Женя на него долго пристально смотрела, копилась во взгляде враждебность - спортсменка, утратившая сегодня то имущество, на которое так рассчитывал отец, - мужество и благородство.
Но отец ведь о другом. Женя вздохнула:
-Вот и живу в этой среде повышенного благородства, как в дворянстве. Думаю: так оно и везде. А потом вдруг оказывается: нет.
-Что ж, - согласился отец. - Это так.
Значит, он знал! Знал и не предупредил её: про жизнь...
Женя молчала, у неё сильно билось сердце, помощи ей от отца не было, а если б и была, то опоздала, а отец стоял рядом, опустив руки, смутно чувствовал тоску, как всякй зверь вблизи беды, но не знал, что за беда и что тут можно сделать - ведь дочка стояла рядом, целая и невредимая, и не от кого было её защищать. Подумав, отец наугад сказал:
-В принципе, ведь ты можешь пойти тренером? Если устала...
-Да-да... Да, конечно.
Когда Женя увидела после разлуки своего ребёнка, он показался ей маленьким и совсем незначительным - не стоящим того, что она за него заплатила... Она увидела, что не любит его.
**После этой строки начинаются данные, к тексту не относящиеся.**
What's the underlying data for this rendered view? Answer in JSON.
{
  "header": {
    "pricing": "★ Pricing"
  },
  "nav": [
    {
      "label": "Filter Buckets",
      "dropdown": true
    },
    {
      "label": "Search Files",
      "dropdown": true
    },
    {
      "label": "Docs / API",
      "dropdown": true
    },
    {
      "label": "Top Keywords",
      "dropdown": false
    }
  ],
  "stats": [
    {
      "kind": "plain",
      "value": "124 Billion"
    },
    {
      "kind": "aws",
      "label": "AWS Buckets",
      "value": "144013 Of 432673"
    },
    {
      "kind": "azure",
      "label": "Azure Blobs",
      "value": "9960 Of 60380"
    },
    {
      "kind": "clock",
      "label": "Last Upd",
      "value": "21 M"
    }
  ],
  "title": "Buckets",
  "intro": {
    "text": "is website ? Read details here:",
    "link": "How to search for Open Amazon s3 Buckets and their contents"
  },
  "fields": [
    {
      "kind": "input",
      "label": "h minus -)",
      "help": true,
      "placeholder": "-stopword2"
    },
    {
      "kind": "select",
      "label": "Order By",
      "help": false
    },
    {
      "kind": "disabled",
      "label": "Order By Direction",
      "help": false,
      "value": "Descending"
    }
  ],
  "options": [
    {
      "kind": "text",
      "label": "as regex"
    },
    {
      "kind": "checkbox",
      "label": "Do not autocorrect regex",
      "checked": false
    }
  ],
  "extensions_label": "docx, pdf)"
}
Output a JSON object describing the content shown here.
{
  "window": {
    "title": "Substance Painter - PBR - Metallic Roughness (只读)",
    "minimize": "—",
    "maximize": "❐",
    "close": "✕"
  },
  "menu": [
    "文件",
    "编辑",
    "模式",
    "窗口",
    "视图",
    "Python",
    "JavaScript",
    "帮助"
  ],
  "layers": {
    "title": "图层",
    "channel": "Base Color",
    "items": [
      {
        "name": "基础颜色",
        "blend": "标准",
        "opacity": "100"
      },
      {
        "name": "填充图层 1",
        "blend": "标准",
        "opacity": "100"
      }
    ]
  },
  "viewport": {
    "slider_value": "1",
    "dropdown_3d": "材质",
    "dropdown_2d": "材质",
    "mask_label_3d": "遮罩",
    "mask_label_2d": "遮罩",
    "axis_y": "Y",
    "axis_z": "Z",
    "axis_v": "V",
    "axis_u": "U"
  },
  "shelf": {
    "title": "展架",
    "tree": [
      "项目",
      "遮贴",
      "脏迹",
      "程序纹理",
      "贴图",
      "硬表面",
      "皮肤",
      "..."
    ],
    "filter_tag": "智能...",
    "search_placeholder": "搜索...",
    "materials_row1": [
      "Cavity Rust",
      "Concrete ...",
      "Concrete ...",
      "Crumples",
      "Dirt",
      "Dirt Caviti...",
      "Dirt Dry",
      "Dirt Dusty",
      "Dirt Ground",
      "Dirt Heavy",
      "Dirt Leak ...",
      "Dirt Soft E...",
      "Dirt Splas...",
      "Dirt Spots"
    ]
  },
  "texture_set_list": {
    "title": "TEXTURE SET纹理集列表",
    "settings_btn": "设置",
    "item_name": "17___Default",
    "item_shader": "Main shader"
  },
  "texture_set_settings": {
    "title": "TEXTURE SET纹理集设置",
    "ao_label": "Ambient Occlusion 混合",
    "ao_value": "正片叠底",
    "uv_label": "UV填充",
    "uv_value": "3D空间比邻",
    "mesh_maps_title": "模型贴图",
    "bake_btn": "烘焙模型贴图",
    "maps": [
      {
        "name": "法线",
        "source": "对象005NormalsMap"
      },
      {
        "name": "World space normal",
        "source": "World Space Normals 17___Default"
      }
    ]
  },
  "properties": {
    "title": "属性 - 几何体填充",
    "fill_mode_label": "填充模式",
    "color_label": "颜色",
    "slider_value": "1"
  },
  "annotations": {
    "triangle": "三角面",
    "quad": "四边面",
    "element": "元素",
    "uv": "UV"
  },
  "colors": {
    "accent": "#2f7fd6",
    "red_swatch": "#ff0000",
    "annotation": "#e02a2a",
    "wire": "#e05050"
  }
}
Его было совсем мало, сына, а горя внутри неё много.
Вечером позвонил Костя. Она боялась этого звонка и хотела, чтобы связь испортилась, как вчера. Она не знала, что будет с её голосом.
Но, живя на свете п о с л е т о г о всё дальше и дальше, она с удивлением обнаруживала, что м о ж е т. Всякий последующий шаг - может. Как прыгун, не знавший своих возможностей, удивляется всякому новому преодолению планки и с недоверием выжидает: что будет сейчас, на новой выставленной высоте - и берёт и её... Безграничны возможности тела и - теперь она видела - и души тоже.
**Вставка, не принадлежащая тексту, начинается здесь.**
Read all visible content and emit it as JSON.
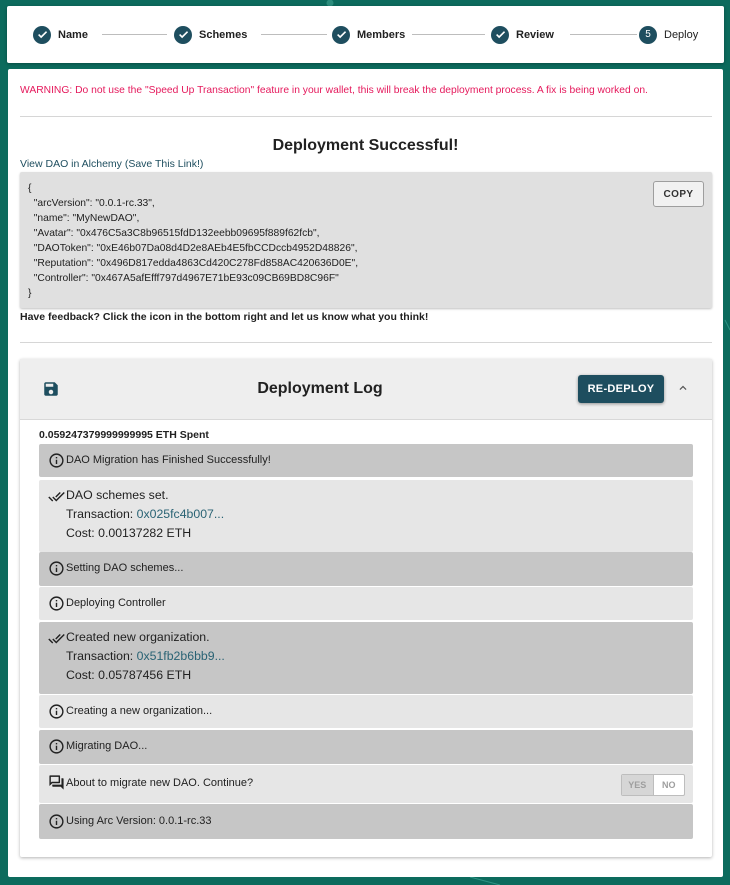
{
  "stepper": {
    "steps": [
      {
        "label": "Name",
        "state": "done"
      },
      {
        "label": "Schemes",
        "state": "done"
      },
      {
        "label": "Members",
        "state": "done"
      },
      {
        "label": "Review",
        "state": "done"
      },
      {
        "label": "Deploy",
        "state": "active",
        "number": "5"
      }
    ]
  },
  "warning": "WARNING: Do not use the \"Speed Up Transaction\" feature in your wallet, this will break the deployment process. A fix is being worked on.",
  "success": {
    "title": "Deployment Successful!",
    "view_link": "View DAO in Alchemy (Save This Link!)",
    "json_lines": [
      "{",
      "  \"arcVersion\": \"0.0.1-rc.33\",",
      "  \"name\": \"MyNewDAO\",",
      "  \"Avatar\": \"0x476C5a3C8b96515fdD132eebb09695f889f62fcb\",",
      "  \"DAOToken\": \"0xE46b07Da08d4D2e8AEb4E5fbCCDccb4952D48826\",",
      "  \"Reputation\": \"0x496D817edda4863Cd420C278Fd858AC420636D0E\",",
      "  \"Controller\": \"0x467A5afEfff797d4967E71bE93c09CB69BD8C96F\"",
      "}"
    ],
    "copy_label": "COPY",
    "feedback": "Have feedback? Click the icon in the bottom right and let us know what you think!"
  },
  "log": {
    "title": "Deployment Log",
    "redeploy_label": "RE-DEPLOY",
    "eth_spent": "0.059247379999999995 ETH Spent",
    "entries": [
      {
        "icon": "info-icon",
        "text": "DAO Migration has Finished Successfully!"
      },
      {
        "icon": "check-icon",
        "title": "DAO schemes set.",
        "tx_label": "Transaction: ",
        "tx": "0x025fc4b007...",
        "cost": "Cost: 0.00137282 ETH"
      },
      {
        "icon": "info-icon",
        "text": "Setting DAO schemes..."
      },
      {
        "icon": "info-icon",
        "text": "Deploying Controller"
      },
      {
        "icon": "check-icon",
        "title": "Created new organization.",
        "tx_label": "Transaction: ",
        "tx": "0x51fb2b6bb9...",
        "cost": "Cost: 0.05787456 ETH"
      },
      {
        "icon": "info-icon",
        "text": "Creating a new organization..."
      },
      {
        "icon": "info-icon",
        "text": "Migrating DAO..."
      },
      {
        "icon": "question-answer-icon",
        "text": "About to migrate new DAO. Continue?",
        "yes": "YES",
        "no": "NO"
      },
      {
        "icon": "info-icon",
        "text": "Using Arc Version: 0.0.1-rc.33"
      }
    ]
  }
}
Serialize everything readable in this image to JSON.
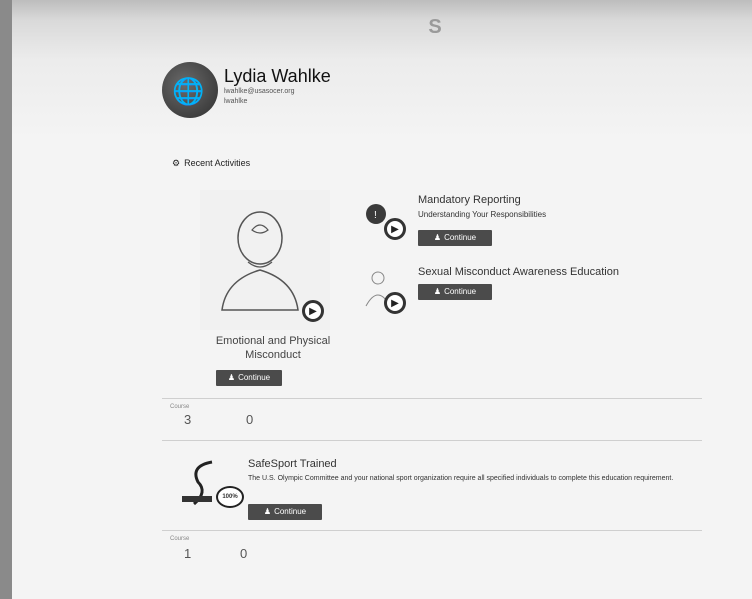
{
  "header": {
    "logo_glyph": "S",
    "user": {
      "name": "Lydia Wahlke",
      "email": "lwahlke@usasocer.org",
      "id": "lwahlke",
      "avatar_icon": "globe-icon"
    }
  },
  "recent": {
    "title": "Recent Activities",
    "icon": "gear-icon"
  },
  "featured": {
    "title_line1": "Emotional and Physical",
    "title_line2": "Misconduct",
    "button": "Continue",
    "button_icon": "user-icon"
  },
  "courses": [
    {
      "title": "Mandatory Reporting",
      "subtitle": "Understanding Your Responsibilities",
      "button": "Continue"
    },
    {
      "title": "Sexual Misconduct Awareness Education",
      "button": "Continue"
    }
  ],
  "stats_top": {
    "label1": "Course",
    "value1": "3",
    "value2": "0"
  },
  "safesport": {
    "title": "SafeSport Trained",
    "description": "The U.S. Olympic Committee and your national sport organization require all specified individuals to complete this education requirement.",
    "badge": "100%",
    "button": "Continue"
  },
  "stats_bottom": {
    "label1": "Course",
    "value1": "1",
    "value2": "0"
  },
  "colors": {
    "button_bg": "#4b4b4b",
    "background": "#f4f4f4"
  }
}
И была эта приёмистость души грустна..
Говорил Костя, а она старалась молчать. Он осторожно отчитался за первые дни соревнований: берёг её самолюбие. Вера, сказал, споткнулась на ровном месте и выбыла из борьбы. А Гарька, шут гороховый, терпенья на него нету; команду, конечно, он веселит, но ведь и бежать иногда надо, не только трепаться!
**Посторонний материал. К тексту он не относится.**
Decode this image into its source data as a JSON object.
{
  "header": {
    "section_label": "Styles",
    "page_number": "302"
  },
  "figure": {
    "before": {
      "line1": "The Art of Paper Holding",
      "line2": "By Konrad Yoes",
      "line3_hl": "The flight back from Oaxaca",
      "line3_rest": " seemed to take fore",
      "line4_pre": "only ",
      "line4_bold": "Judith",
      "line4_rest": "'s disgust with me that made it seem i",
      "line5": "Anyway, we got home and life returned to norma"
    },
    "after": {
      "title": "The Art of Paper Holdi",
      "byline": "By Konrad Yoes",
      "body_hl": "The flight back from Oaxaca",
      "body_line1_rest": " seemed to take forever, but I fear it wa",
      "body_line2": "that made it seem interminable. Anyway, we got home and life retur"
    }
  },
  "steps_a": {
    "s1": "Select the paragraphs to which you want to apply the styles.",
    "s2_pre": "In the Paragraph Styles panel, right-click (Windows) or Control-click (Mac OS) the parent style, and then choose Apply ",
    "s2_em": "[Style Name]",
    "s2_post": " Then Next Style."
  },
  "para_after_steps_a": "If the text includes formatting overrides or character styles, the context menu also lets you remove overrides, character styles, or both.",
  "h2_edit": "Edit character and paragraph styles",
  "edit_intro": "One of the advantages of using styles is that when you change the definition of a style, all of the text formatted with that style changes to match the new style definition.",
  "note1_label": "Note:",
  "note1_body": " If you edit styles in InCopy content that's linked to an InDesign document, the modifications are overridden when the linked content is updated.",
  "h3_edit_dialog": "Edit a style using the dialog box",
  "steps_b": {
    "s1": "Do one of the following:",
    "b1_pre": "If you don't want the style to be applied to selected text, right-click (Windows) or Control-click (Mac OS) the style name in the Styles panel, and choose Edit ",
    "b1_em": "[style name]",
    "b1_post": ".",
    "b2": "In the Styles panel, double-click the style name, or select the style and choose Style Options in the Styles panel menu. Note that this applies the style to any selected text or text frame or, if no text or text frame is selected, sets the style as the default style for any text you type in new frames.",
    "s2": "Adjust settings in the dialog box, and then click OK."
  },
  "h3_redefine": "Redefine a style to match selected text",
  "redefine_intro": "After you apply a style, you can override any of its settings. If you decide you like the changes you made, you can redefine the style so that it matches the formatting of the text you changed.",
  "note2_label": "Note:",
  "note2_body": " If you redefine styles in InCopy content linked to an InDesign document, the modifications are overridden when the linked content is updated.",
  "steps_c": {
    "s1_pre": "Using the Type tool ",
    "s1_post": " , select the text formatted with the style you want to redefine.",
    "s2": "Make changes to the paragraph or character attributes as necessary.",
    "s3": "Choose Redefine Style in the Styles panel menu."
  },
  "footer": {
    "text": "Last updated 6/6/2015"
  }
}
Говорил об одних промашках, удачи умалчивал - чтоб Жене не было там одиноко.
Она же всё время боялась, вдруг он спросит: как ты доехала до аэропорта? Но, к счастью, такие вещи не были у них важными: как доехал, что ел, как спал... Для них важно было другое.
А Кармен? - вспомнила ночью Женя. - Достоинство, которое она не захотела променять на жизнь... А я? - тоскливо думала Женя, и даже в молчании голосок её тускнел и замирал, недостойный оглашать собою эфир человеческих мыслей, пространство духа.
Ну и? Костя вернётся, а ей будут сниться сны, которых она не сможет ему рассказать.
Смотреть в глаза и держать эту фигу в кармане.
Радоваться ссорам и его промахам: копить, чтоб хватило оплатить её предательство. Чтобы вышло так, что он вроде его заслужил... И всё, конец. Да, так и выходило: расказать Косте - разлюбит. Не рассказать - сама не сможешь любить. Ведь хорошее рождается от самого себя, множась простым делением, и кому сделал добро - хочешь делать ещё. А кому вышло сделать зло - того станешь избегать, как место отбросов, а то и преследовать дальше.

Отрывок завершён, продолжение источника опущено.